Abigail shot her mother a frown, but it seemed to go unnoticed. Next to me, Mookie thumbed through a stack of magazines that looked like they’d been published before we were born. “So, you collect stuff?” he asked.
I rammed him with an elbow, but Mrs. Goldberg just said, “Oh, certainly. I can’t bear to throw out something that might come in handy someday. People are so wasteful, it’s a shame. Everything is a treasure to someone.”
She pulled up to the entrance of the aquarium and said, “I need to go to the recycling center. I’ll be back here in two hours to pick you youngsters up. Have fun.”
“Now what?” I asked Abigail as her mom pulled away.
“Simple. We find the fish. Then you sneak into the tank and pluck a couple scales from it. Don’t worry—you won’t hurt the fish.” Abigail handed me the plastic bag.
It didn’t sound simple. But I was ready to do whatever I had to. I paid for our tickets and we went in. I was glad the place wasn’t crowded.

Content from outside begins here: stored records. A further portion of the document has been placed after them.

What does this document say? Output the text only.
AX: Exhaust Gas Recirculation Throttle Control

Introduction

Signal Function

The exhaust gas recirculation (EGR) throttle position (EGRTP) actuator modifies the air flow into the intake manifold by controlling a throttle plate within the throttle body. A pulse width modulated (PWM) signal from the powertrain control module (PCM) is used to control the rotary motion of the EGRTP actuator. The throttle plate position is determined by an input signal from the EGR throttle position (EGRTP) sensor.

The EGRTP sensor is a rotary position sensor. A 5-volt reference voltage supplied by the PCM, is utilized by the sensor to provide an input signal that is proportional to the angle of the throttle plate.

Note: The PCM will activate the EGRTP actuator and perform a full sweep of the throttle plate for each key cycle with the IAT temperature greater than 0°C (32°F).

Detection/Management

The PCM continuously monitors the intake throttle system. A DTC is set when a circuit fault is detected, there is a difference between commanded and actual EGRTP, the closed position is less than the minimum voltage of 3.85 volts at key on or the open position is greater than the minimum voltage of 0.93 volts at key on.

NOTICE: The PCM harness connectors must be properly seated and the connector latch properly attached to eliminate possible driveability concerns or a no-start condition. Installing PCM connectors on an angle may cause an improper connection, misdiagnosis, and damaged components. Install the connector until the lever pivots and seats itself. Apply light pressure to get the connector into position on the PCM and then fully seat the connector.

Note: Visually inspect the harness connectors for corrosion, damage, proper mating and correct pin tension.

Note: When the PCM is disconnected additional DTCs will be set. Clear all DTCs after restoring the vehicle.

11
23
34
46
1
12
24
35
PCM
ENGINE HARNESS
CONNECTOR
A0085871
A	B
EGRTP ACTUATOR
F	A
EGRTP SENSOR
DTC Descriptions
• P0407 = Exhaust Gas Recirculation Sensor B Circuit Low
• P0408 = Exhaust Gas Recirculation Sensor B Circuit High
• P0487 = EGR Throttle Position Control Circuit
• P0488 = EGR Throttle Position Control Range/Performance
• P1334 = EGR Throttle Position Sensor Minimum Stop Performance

“It’s in the tropical tank,” Abigail said after she’d checked the guidebook.
The tropical tank filled one huge wall of a room just past the main hall. It must have been twenty or thirty feet long. I stared at what seemed to be a half-million different fish. “How will we spot it?”
“That’s the one.” Abigail pointed to a pudgy brown lump resting on the bottom. All the other fish were bright and lively. It figured that mine would be dull and lifeless.